Director: Jorge Thielen Armand
Writer: Rodrigo Michelangeli, Jorge Thielen Armand
Cast: José Dolores López, Adrializ López, Marley Alvillares, Jorge Thielen Hedderich, María Agamez Palomino
Seen on: 13.9.2016
José (José Dolores López) lives with his family in a dilapitated house in Caracas, called La Soledad. They inherited that house – unofficially – from the family his grandmother Rosina (María Agamez Palomino) worked as a maid for. José barely gets by, but he does his best, trying to take care of his daughter, his grandmother and the rest of the family. But the family is threatened with eviction from the remaining family. All that can maybe safe them is the rumored treasure in the house itself.
La Soledad straddles the line between documentary and feature film. The house was actually the house of director Amand’s family, José really his childhood friend and Armand seems to capture the images of a Venezuela in crisis very naturalistically (as far as I can tell, having never been there). And yet I didn’t get all that warm with the film.

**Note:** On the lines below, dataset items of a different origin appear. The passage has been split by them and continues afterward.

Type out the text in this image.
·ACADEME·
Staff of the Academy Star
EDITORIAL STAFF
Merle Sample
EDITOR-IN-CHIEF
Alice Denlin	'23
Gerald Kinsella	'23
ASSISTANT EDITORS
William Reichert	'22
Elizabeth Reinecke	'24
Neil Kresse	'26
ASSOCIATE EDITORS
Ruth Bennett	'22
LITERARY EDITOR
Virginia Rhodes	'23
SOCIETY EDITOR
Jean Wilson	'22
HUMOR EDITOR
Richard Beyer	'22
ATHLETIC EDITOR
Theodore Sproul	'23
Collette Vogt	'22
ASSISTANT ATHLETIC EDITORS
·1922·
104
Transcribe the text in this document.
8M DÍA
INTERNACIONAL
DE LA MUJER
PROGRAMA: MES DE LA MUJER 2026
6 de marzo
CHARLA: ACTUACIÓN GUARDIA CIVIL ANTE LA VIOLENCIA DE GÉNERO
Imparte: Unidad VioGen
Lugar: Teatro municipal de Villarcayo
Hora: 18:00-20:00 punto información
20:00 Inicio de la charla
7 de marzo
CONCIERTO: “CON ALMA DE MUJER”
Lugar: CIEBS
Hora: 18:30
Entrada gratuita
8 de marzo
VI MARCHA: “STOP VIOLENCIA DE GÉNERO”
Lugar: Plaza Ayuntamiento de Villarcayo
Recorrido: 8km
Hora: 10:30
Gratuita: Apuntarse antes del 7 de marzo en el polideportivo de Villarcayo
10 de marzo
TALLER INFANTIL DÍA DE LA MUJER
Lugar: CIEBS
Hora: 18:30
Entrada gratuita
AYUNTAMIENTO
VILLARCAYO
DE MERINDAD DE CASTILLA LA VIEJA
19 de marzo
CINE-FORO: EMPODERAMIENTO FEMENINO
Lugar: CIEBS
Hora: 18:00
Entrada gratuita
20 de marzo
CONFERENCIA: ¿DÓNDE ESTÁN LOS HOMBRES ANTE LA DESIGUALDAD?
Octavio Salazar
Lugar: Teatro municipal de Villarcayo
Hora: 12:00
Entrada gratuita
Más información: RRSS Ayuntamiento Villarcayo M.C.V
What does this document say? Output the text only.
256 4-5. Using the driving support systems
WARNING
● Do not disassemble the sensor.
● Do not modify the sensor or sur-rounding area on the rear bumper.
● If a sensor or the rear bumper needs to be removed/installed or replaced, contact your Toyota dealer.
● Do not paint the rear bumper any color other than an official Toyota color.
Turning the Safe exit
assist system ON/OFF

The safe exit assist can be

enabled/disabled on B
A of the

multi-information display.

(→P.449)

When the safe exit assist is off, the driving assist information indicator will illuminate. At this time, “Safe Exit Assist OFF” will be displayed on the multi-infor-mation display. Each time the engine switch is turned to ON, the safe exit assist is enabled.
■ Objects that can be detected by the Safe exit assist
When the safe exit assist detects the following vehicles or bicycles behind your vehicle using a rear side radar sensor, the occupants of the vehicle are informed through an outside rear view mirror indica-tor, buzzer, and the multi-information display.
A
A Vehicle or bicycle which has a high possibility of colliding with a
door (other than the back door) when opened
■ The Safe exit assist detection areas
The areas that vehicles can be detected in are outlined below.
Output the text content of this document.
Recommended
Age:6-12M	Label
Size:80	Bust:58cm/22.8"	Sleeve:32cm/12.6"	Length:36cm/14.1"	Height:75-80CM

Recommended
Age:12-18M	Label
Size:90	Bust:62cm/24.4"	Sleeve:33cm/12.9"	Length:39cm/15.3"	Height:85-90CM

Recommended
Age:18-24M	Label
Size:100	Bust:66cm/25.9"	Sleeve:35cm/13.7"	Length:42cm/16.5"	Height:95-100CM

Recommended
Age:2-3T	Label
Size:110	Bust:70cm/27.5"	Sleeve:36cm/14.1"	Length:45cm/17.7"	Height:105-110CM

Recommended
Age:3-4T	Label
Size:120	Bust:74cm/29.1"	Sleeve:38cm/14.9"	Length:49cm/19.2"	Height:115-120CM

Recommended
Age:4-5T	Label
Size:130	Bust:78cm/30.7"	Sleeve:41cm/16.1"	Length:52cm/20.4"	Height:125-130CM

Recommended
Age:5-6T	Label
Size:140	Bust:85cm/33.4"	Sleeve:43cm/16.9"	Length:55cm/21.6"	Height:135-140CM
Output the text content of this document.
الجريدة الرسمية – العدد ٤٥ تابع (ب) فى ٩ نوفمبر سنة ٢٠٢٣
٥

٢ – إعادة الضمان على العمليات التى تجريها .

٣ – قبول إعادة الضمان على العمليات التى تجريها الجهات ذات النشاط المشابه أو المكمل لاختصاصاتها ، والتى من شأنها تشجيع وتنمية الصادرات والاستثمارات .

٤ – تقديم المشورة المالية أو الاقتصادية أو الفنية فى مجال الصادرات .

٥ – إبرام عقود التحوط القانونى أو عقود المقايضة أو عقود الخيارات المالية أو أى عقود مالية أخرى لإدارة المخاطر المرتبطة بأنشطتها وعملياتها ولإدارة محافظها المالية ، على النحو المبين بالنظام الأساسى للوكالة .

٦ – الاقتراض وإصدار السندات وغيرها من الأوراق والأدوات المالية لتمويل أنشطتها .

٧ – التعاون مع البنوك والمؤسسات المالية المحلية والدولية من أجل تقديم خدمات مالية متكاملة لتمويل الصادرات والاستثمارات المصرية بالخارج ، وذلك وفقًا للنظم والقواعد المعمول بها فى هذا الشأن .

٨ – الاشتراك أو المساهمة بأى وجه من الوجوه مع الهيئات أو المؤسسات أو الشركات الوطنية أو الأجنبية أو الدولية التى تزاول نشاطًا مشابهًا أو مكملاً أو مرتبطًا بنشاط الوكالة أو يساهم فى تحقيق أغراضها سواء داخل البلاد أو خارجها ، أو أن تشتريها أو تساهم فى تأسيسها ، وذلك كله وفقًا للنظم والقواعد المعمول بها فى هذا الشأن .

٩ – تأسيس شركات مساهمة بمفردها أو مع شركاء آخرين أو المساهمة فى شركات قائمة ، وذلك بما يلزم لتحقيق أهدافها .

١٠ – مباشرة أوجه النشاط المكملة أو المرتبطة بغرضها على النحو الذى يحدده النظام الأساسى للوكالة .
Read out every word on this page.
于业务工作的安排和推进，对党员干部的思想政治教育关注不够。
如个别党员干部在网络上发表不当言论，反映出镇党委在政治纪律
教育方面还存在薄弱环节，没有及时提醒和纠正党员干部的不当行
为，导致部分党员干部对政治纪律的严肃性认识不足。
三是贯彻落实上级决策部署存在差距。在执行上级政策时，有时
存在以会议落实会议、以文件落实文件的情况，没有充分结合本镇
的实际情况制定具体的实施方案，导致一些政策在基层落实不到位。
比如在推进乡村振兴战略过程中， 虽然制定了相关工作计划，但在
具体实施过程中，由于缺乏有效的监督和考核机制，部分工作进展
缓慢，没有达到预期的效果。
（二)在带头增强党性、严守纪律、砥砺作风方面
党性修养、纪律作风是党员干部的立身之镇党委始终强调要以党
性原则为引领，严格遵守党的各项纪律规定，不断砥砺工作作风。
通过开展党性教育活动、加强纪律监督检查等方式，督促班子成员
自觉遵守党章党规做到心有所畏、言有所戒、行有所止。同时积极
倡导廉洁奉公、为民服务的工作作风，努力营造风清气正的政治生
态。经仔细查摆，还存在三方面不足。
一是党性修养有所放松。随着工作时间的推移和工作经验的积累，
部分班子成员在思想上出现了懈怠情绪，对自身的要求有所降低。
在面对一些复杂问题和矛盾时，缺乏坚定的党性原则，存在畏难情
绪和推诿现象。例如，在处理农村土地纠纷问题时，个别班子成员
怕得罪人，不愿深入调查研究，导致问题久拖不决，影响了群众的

I like films that open a window into another world for me – and La Soledad is one of those films for me. The Caracas we get to see here is one suffused with desperation as people struggle to get ahold of even the basic things. This is epitomized in José’s struggle to get a “life certificate” (but please don’t ask me what that is). He is always working and moving, but mostly it’s just moving to stand in a seemingly endless queue and he never really breaks even with the world.
Yet Armand manages to keep the film from becoming totally depressing. The love between José and his family, his stubborn hope and the magical treasure that looms around the corner give the film space away from the harsh realities it shows.
Unfortunately though, the film really failed with the ending. It came way too suddenly and left me frustrated – I really didn’t feel that I was done with the story yet. And that after the major part of the film moved very slowly, using long, often dialogue-free shots. The pacing simply didn’t work out. It should have moved faster in the beginning and taken more time in the end.
Armand also intersperses the film with images from his own childhood (or so I assume) and those images would have needed a bit more context and explanation. Just putting them into the film left me mostly confused and added to the overly slow pace.
Nevertheless, it’s a film that shows much promise from a young filmmaker. If he can get the pacing issues under control, there is much to expect.